Heimia salicifolia Link & Otto (Lythraceae) is a wild flowering shrub distributed from Mexico, southwestern Texas to northern Argentina. In Central and South America it has been used as antipyretic, emetic, laxative, diuretic, anti-inflammatory and for its wound healing activity. The folkloric reports claimed that the plant had psychotomimetic activity [1]. Biphenylquinolizidine lactones in Heimia salicifolia are a group of quinolizidine alkaloids having O-substituents at C-22 and C-23 positions of the biphenyl nucleus, and forming a lactone bridge between C-2 and C-4.

Both HPLC-UV and LC-MS methods were developed for the quantitative and qualitative determination of quinolizidine alkaloid and biphenylquinolizidine lactones including (2S,4S,10R)-4-(3-hydroxy-4-methoxyphenyl)-quinolizidin-2-acetate (1), heimidine (2), dehydrodecodine (3), lyfoline (4), 9b-hydroxyvertine (5), epi-lyfoline (6), lythrine (7) and vertine (8) from H. salicifolia. The separation of seven biphenylquinolizidine lactones and one quinolizidine alkaloid was achieved by using C-18 column material in HPLC method coupled with a PDA detector, a mixture of water and acetonitrile, both containing 0.1% acetic acid, has been selected as the mobile phase. The column temperature was maintained at 25°C. The method was validated for linearity, repeatability, limits of detection (LOD) and limits of quantification (LOQ). The structures of biphenylquinolizidine lactones and quinolizidine alkaloid were further characterized by LC-MS method according to the previous MS/MS study of quinolizidine alkaloids in H. salicifolia [2]. The developed HPLC-UV and LC-MS methods will be useful for the determination of quinolizidine alkaloid and biphenylquinolizidine lactones in H. salicifolia, and its related biological studies and forensic science.

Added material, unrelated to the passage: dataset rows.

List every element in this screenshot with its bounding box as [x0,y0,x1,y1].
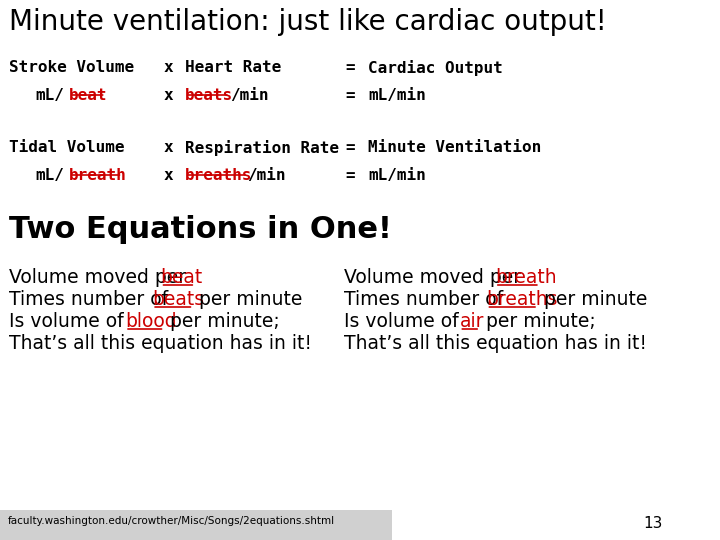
Text: Minute Ventilation: Minute Ventilation [368,140,541,155]
Text: blood: blood [125,312,177,331]
Text: Minute ventilation: just like cardiac output!: Minute ventilation: just like cardiac ou… [9,8,607,36]
Text: Cardiac Output: Cardiac Output [368,60,503,76]
Text: Is volume of: Is volume of [9,312,130,331]
Text: That’s all this equation has in it!: That’s all this equation has in it! [9,334,312,353]
Text: mL/min: mL/min [368,88,426,103]
Text: =: = [346,88,355,103]
FancyBboxPatch shape [0,510,392,540]
Text: Two Equations in One!: Two Equations in One! [9,215,392,244]
Text: mL/min: mL/min [368,168,426,183]
Text: x: x [163,88,173,103]
Text: beat: beat [161,268,203,287]
Text: per minute: per minute [193,290,302,309]
Text: =: = [346,60,355,75]
Text: Heart Rate: Heart Rate [185,60,281,75]
Text: mL/: mL/ [35,88,64,103]
Text: =: = [346,168,355,183]
Text: mL/: mL/ [35,168,64,183]
Text: Times number of: Times number of [9,290,174,309]
Text: x: x [163,168,173,183]
Text: =: = [346,140,355,155]
Text: air: air [459,312,484,331]
Text: Respiration Rate: Respiration Rate [185,140,339,156]
Text: 13: 13 [644,516,663,531]
Text: breath: breath [69,168,127,183]
Text: /min: /min [230,88,269,103]
Text: per minute;: per minute; [164,312,280,331]
Text: That’s all this equation has in it!: That’s all this equation has in it! [343,334,647,353]
Text: breaths: breaths [487,290,558,309]
Text: Is volume of: Is volume of [343,312,464,331]
Text: per minute: per minute [538,290,647,309]
Text: beats: beats [185,88,233,103]
Text: Stroke Volume: Stroke Volume [9,60,135,75]
Text: x: x [163,60,173,75]
Text: breaths: breaths [185,168,252,183]
Text: Tidal Volume: Tidal Volume [9,140,125,155]
Text: breath: breath [495,268,557,287]
Text: faculty.washington.edu/crowther/Misc/Songs/2equations.shtml: faculty.washington.edu/crowther/Misc/Son… [7,516,335,526]
Text: beat: beat [69,88,107,103]
Text: /min: /min [248,168,286,183]
Text: Times number of: Times number of [343,290,509,309]
Text: x: x [163,140,173,155]
Text: beats: beats [152,290,204,309]
Text: per minute;: per minute; [480,312,595,331]
Text: Volume moved per: Volume moved per [343,268,527,287]
Text: Volume moved per: Volume moved per [9,268,192,287]
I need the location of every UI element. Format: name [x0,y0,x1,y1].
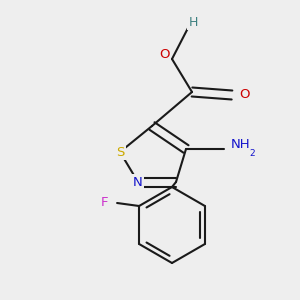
Text: H: H [188,16,198,28]
Text: F: F [100,196,108,209]
Text: 2: 2 [249,149,255,158]
Text: NH: NH [231,139,251,152]
Text: S: S [116,146,124,158]
Text: O: O [240,88,250,100]
Text: N: N [133,176,143,188]
Text: O: O [159,49,169,62]
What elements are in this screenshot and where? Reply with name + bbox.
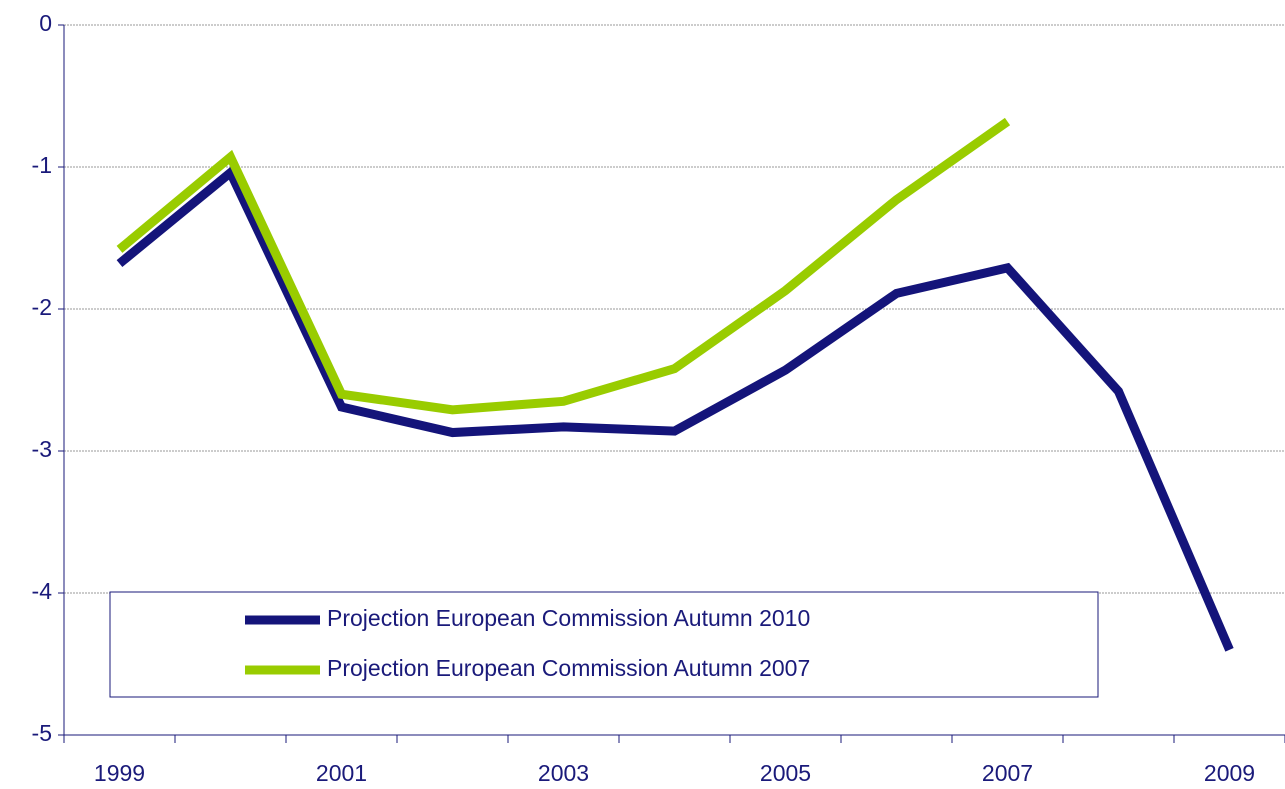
legend-box [109, 591, 1099, 698]
legend-label: Projection European Commission Autumn 20… [327, 605, 810, 631]
series-line [116, 165, 1234, 652]
y-tick-label: -3 [32, 436, 52, 462]
x-tick-label: 1999 [94, 760, 145, 786]
legend-label: Projection European Commission Autumn 20… [327, 655, 810, 681]
series-line [116, 117, 1011, 415]
y-tick-label: -1 [32, 152, 52, 178]
x-tick-label: 2005 [760, 760, 811, 786]
x-tick-label: 2009 [1204, 760, 1255, 786]
y-tick-label: -2 [32, 294, 52, 320]
y-tick-label: -5 [32, 720, 52, 746]
x-tick-label: 2003 [538, 760, 589, 786]
x-tick-label: 2001 [316, 760, 367, 786]
y-tick-label: -4 [32, 578, 53, 604]
x-tick-label: 2007 [982, 760, 1033, 786]
y-tick-label: 0 [39, 10, 52, 36]
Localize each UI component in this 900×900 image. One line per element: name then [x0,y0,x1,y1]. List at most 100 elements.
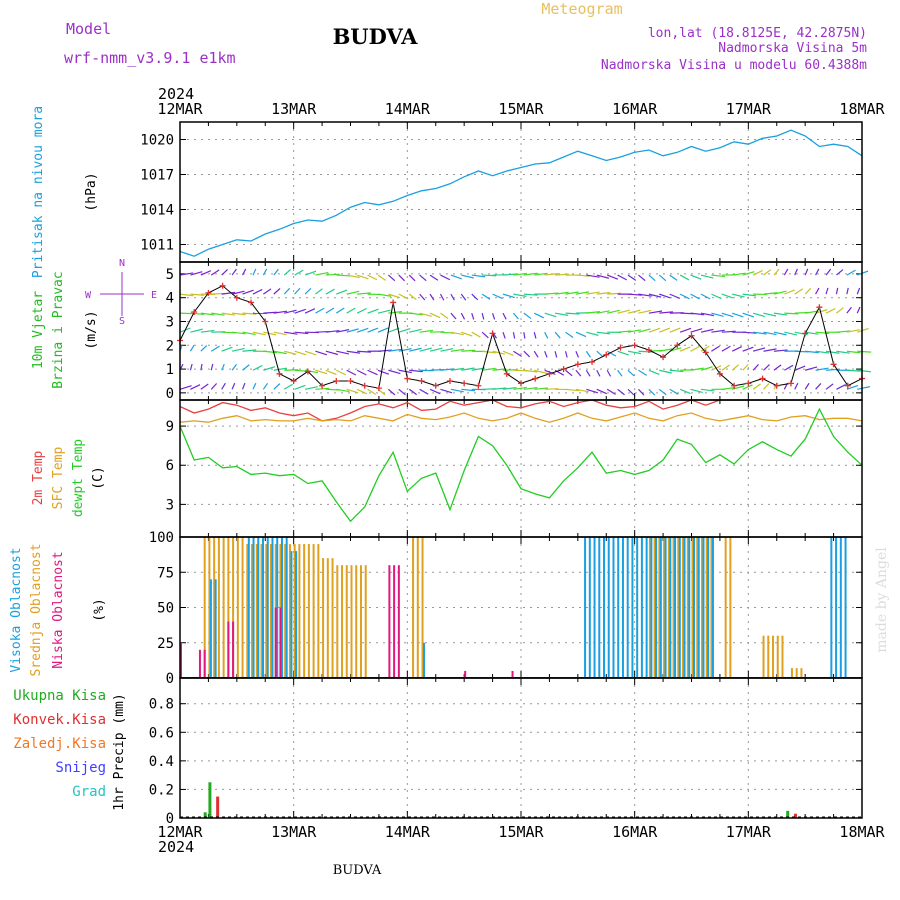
wind-arrow [273,367,288,371]
cloud-bar-0 [659,537,662,678]
wind-arrow [231,347,245,352]
wind-arrow [409,347,422,352]
wind-arrow [732,272,746,276]
wind-speed-point [233,294,240,301]
wind-speed-point [574,361,581,368]
wind-arrow [773,349,788,352]
wind-arrow [273,383,281,390]
wind-arrow [523,272,538,276]
temp-unit: (C) [91,466,106,489]
wind-arrow [190,293,205,296]
wind-arrow [492,387,507,390]
wind-arrow [585,369,591,377]
wind-arrow [711,312,724,317]
wind-speed-point [304,368,311,375]
wind-arrow [492,350,506,355]
ytick-label: 50 [157,601,174,617]
cloud-bar-1 [772,635,775,678]
wind-arrow [388,293,401,299]
wind-arrow [419,347,432,352]
cloud-bar-0 [276,537,279,678]
cloud-bar-1 [667,537,670,678]
cloud-bar-0 [295,551,298,678]
top-year-label: 2024 [158,85,194,103]
cloud-bar-2 [203,649,206,678]
wind-arrow [367,388,377,395]
wind-arrow [450,388,464,393]
wind-speed-point [248,299,255,306]
ytick-label: 0 [166,671,174,687]
wind-speed-line [179,285,863,389]
bottom-date-label: 14MAR [385,823,431,841]
wind-arrow [554,351,558,358]
wind-arrow [512,312,519,320]
wind-arrow [763,364,770,371]
wind-arrow [502,273,517,276]
wind-arrow [586,311,601,314]
wind-arrow [450,367,465,371]
wind-arrow [731,364,740,371]
cloud-bar-1 [298,544,301,678]
wind-arrow [325,273,340,276]
wind-arrow [252,331,266,336]
wind-arrow [263,366,276,371]
wind-arrow [815,287,820,295]
cloud-bar-1 [265,544,268,678]
cloud-bar-1 [208,537,211,678]
cloud-bar-1 [700,537,703,678]
cloud-bar-1 [232,537,235,678]
wind-arrow [502,312,507,320]
wind-arrow [805,310,819,314]
wind-arrow [377,274,386,281]
cloud-bar-0 [285,537,288,678]
wind-speed-point [546,370,553,377]
wind-arrow [179,293,194,297]
wind-arrow [585,350,591,358]
cloud-bar-1 [359,565,362,678]
ytick-label: 1 [166,362,174,378]
chart-title: BUDVA [333,24,419,49]
wind-arrow [221,291,236,295]
ytick-label: 75 [157,565,174,581]
wind-arrow [513,350,522,357]
cloud-bar-1 [260,544,263,678]
wind-arrow [325,369,337,375]
cloud-bar-0 [683,537,686,678]
wind-arrow [648,293,662,298]
ytick-label: 1020 [140,133,174,149]
wind-arrow [773,268,780,276]
wind-arrow [304,270,317,276]
wind-arrow [471,331,481,338]
wind-arrow [565,291,579,295]
wind-arrow [742,331,757,334]
wind-arrow [461,388,476,392]
wind-arrow [627,293,642,296]
wind-arrow [596,350,604,358]
cloud-bar-0 [693,537,695,678]
wind-arrow [659,348,673,352]
wind-arrow [273,288,281,295]
wind-arrow [638,274,646,282]
cloud-bar-1 [241,537,244,678]
wind-arrow [273,331,287,336]
temp-line-0 [180,400,862,422]
wind-arrow [294,350,307,356]
bottom-date-label: 18MAR [839,823,885,841]
wind-arrow [659,311,674,314]
cloud-bar-1 [203,537,206,678]
cloud-mid-label: Srednja Oblacnost [29,543,44,676]
wind-arrow [544,331,549,339]
wind-arrow [252,382,257,390]
wind-arrow [565,331,574,338]
wind-arrow [336,350,350,355]
wind-arrow [419,293,426,301]
wind-arrow [534,369,547,374]
bottom-date-label: 12MAR [157,823,203,841]
wind-arrow [533,312,545,319]
wind-arrow [711,329,725,333]
wind-arrow [512,332,516,339]
wind-arrow [221,268,229,276]
cloud-bar-1 [691,537,694,678]
wind-arrow [606,274,619,280]
wind-arrow [471,274,486,278]
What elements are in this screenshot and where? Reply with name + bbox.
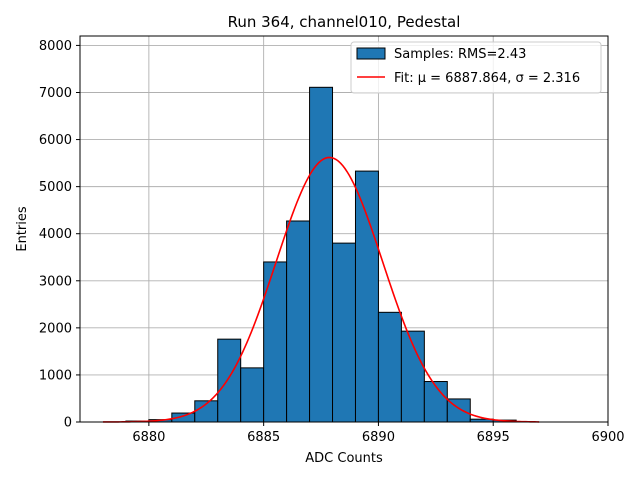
gaussian-fit — [102, 156, 540, 423]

*Fig.1:* HPLC-UV Chromatograms of standards (A) and extracts of *H. salicifolia*. (B) at 230nm

Acknowledgements: This research is supported in part by „Science Based Authentication of Dietary Supplements“ and „Botanical Dietary Supplement Research“ funded by the Food and Drug Administration grant numbers 5U01FD002071–09 and 1U01FD003871–01, and the United States Department of Agriculture, Agricultural Research Service, Specific Cooperative Agreement No. 58–6408–2-0009. References: [1] Malone MH, et al. (1994)J Ethnopharm 42: 135–159. [2] Wang YH, et al. (2009) Planta Med 75(4): 445.